Hacer Karasoy, unutulmamak için doğmuş bir genç kadın. 20 yaşında, sinsi, hırslı ve narsist. Kendi dünyasında tek bir kural var: o her zaman en iyisi olmalı. Ailesine rest çekip yazarlıkla ün kazanan Hacer, yeteneğini başkalarının eserlerini çalarak parlatıyor. Rana Şehir'in Solak Kral'ını kendine mal edince hayatı değişiyor: kitaplar basılıyor, hayranlar çoğalıyor, ama o hiçbirinde tatmin bulmuyor. Övgüler umurunda değil; tek korkusu eleştiri. Estetik ameliyatlarla kendini baştan yaratmak için daha fazla paraya ihtiyacı var ve bu yolda kimseyi umursamıyor.
Bir yanda en yakın arkadaşı Işıksu'nun kocası Öner'e duyduğu saplantılı aşk. Işıksu'nun güzelliği ve saflığı onu çıldırtsa da, kendini ondan üstün görüyor. Öner'i kazanmak için her şeyi yapmaya hazır. Diğer yanda, çalıntı eserlerle yükselen kariyeri ve gizemli bir mesaj: "Seni görüyorum." Hacer'in maskesi düşecek mi, yoksa o hep zirvede mi kalacak?

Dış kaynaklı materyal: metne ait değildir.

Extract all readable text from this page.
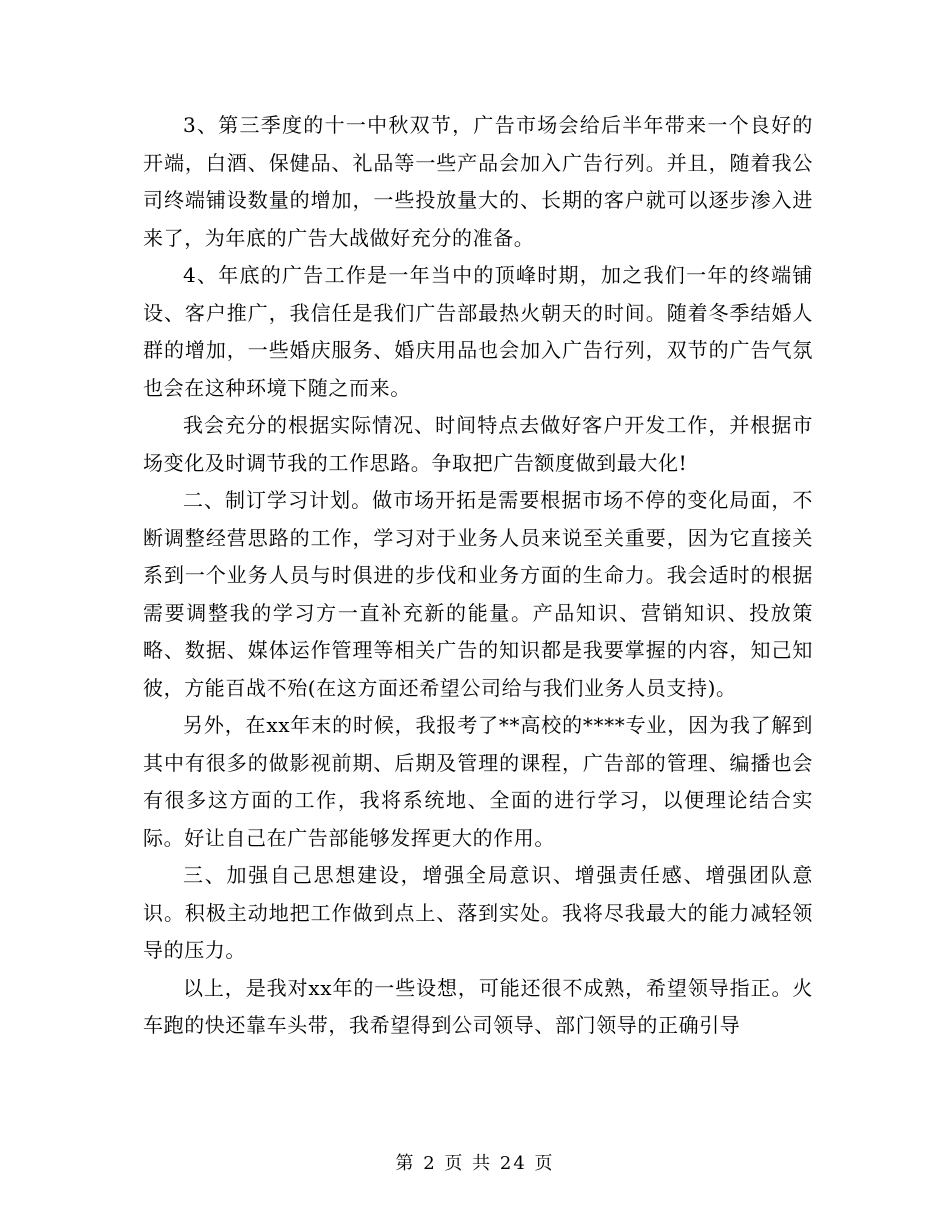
3、第三季度的十一中秋双节，广告市场会给后半年带来一个良好的开端，白酒、保健品、礼品等一些产品会加入广告行列。并且，随着我公司终端铺设数量的增加，一些投放量大的、长期的客户就可以逐步渗入进来了，为年底的广告大战做好充分的准备。

4、年底的广告工作是一年当中的顶峰时期，加之我们一年的终端铺设、客户推广，我信任是我们广告部最热火朝天的时间。随着冬季结婚人群的增加，一些婚庆服务、婚庆用品也会加入广告行列，双节的广告气氛也会在这种环境下随之而来。

我会充分的根据实际情况、时间特点去做好客户开发工作，并根据市场变化及时调节我的工作思路。争取把广告额度做到最大化!

二、制订学习计划。做市场开拓是需要根据市场不停的变化局面，不断调整经营思路的工作，学习对于业务人员来说至关重要，因为它直接关系到一个业务人员与时俱进的步伐和业务方面的生命力。我会适时的根据需要调整我的学习方一直补充新的能量。产品知识、营销知识、投放策略、数据、媒体运作管理等相关广告的知识都是我要掌握的内容，知己知彼，方能百战不殆(在这方面还希望公司给与我们业务人员支持)。

另外，在xx年末的时候，我报考了**高校的****专业，因为我了解到其中有很多的做影视前期、后期及管理的课程，广告部的管理、编播也会有很多这方面的工作，我将系统地、全面的进行学习，以便理论结合实际。好让自己在广告部能够发挥更大的作用。

三、加强自己思想建设，增强全局意识、增强责任感、增强团队意识。积极主动地把工作做到点上、落到实处。我将尽我最大的能力减轻领导的压力。

以上，是我对xx年的一些设想，可能还很不成熟，希望领导指正。火车跑的快还靠车头带，我希望得到公司领导、部门领导的正确引导

第 2 页 共 24 页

Kıskançlık, hırs ve ihanetle örülü bu hikayede, Hacer Karasoy'un karanlık dünyasına adım atın. Onun zaferleri sizi büyüleyecek, kusurları ise şoke edecek. Bu kitap, yalnızca kazananların değil, kazanmak için her şeyi göze alanların hikayesi.